In European capitals this was seen as an existential threat to the entire European project, while Eurosceptics across the UK saw it as the perfect moment to pull up the drawbridge. The political establishment fired back with a barrage of government data, third-country endorsements and world bodiesʼ opinions, unsure whether these long-trusted political weapons weren’t firing blanks.
Prime Minister Theresa May has announced she will trigger the formal Brexit negotiation process by the end of March 2017. Drawing on analysis of official and off-the-record meetings with senior politicians as well as with ordinary voters, we will be joined by a panel of experts to discuss where post-referendum Britain is heading, how we got here, and what lessons might be learned.
Chaired by Jamie Coomarasamy, presenter on BBC World Service programme Newshour.
Speakers (full panel announced soon):
Gary Gibbon is Political Editor of Channel 4 News. He has reported on UK politics for the programme since 1997, including fi ve general elections and major EU and G7/G20 summits. He won the 2006 RTS Home News Award with Jon Snow for revealing the Attorney-Generalʼs legal opinion on the Second Iraq War, the 2008 Political Studies Association Broadcast Journalist of the Year award, and the 2010 Royal Television Societyʼs Specialist Broadcaster of the Year award.
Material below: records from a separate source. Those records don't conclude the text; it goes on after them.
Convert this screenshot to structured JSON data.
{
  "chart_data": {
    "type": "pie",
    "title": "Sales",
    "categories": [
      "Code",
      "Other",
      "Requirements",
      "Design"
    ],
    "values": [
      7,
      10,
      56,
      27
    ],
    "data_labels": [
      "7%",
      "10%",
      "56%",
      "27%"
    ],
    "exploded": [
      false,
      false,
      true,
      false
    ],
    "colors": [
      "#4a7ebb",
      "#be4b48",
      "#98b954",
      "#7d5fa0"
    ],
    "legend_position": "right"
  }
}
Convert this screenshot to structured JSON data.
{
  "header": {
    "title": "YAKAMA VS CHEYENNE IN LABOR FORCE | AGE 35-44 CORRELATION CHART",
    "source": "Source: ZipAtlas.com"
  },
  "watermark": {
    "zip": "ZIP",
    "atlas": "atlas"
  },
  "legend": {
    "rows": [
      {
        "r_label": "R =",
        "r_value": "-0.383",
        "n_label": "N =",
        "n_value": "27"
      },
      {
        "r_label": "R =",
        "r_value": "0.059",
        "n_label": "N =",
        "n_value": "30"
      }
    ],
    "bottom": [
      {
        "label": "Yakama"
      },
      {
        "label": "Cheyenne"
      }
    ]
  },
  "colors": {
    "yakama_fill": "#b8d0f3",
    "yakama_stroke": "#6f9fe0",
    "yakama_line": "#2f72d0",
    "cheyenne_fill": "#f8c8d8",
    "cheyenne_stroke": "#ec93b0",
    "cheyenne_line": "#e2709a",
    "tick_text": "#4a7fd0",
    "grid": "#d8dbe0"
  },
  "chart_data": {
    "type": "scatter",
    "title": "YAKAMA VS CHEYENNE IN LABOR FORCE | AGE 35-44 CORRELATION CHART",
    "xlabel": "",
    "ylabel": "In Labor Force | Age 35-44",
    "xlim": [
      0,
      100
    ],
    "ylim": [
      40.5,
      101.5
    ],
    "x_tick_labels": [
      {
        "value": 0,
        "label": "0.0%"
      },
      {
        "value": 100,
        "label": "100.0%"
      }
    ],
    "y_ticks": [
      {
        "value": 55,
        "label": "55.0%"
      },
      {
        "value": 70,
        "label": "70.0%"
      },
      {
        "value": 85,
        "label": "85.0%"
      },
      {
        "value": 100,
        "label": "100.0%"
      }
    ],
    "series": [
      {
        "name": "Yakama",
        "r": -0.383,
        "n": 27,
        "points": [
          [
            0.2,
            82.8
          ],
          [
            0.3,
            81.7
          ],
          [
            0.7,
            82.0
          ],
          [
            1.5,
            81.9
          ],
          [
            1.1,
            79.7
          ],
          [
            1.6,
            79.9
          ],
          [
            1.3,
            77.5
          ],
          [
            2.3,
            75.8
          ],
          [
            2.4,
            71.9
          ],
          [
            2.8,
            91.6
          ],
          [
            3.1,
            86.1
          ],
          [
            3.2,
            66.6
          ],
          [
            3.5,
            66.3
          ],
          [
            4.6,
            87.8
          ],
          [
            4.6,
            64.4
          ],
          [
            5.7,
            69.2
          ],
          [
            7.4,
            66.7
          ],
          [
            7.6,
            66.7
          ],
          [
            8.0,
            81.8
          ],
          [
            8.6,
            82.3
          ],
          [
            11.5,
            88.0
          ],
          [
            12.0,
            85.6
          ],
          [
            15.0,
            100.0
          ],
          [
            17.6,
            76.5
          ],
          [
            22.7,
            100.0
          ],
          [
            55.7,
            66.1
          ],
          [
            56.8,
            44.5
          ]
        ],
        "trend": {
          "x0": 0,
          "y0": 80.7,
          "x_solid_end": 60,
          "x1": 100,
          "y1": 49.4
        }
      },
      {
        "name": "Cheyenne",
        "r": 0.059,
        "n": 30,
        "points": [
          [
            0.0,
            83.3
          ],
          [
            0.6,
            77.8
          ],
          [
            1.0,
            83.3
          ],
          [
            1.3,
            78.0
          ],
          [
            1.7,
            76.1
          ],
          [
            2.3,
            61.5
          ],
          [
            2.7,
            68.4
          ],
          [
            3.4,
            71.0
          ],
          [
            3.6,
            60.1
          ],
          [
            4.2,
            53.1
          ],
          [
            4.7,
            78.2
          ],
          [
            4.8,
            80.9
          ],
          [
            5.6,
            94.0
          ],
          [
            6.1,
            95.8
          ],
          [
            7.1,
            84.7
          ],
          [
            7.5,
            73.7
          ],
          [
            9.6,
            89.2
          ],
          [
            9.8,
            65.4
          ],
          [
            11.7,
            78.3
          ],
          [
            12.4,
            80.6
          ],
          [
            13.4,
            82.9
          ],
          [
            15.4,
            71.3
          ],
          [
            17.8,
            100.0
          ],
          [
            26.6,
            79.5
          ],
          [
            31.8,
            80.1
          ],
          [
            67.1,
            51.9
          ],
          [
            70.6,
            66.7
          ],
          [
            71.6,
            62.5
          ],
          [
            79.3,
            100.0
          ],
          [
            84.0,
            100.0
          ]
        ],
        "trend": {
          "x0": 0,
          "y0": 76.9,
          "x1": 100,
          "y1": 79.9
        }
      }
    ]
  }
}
Bojan Pancevski has been covering Europe at large as the The Sunday Times’ European Union Correspondent since 2009. He travels extensively across Europe covering diverse issues ranging from the war in eastern Ukraine to Brexit. Currently, his reporting is focused on EU affairs, European politics and diplomacy, migration, terrorism and German politics. Prior to his present assignment he was covering Central and Eastern Europe, based in Vienna and Berlin.
Iain Macwhirter is the political commentator for the Herald and Sunday Herald. His latest book is Disunited Kingdom: How Westminster won a referendum but lost Scotland has been a best seller. His three part 2013 TV series “Road to Referendum” was nominated for a Bafta. A former BBC correspondent and political presenter, Iain spent nearly 10 years in the Westminster lobby presenting programmes including “Westminster Live” before returning to Scotland in 1999 to help launch the Sunday Herald and present BBC’s “Holyrood Live”. He has been a columnist for The Observer, The New Statesman and The Scotsman among other publications. He is the former Rector of Edinburgh University.
Anand Menon is Professor of European Politics and Foreign Affairs at King’s College London in the United Kingdom and was appointed in January 2014 as Director of the UK in a Changing Europe Initiative.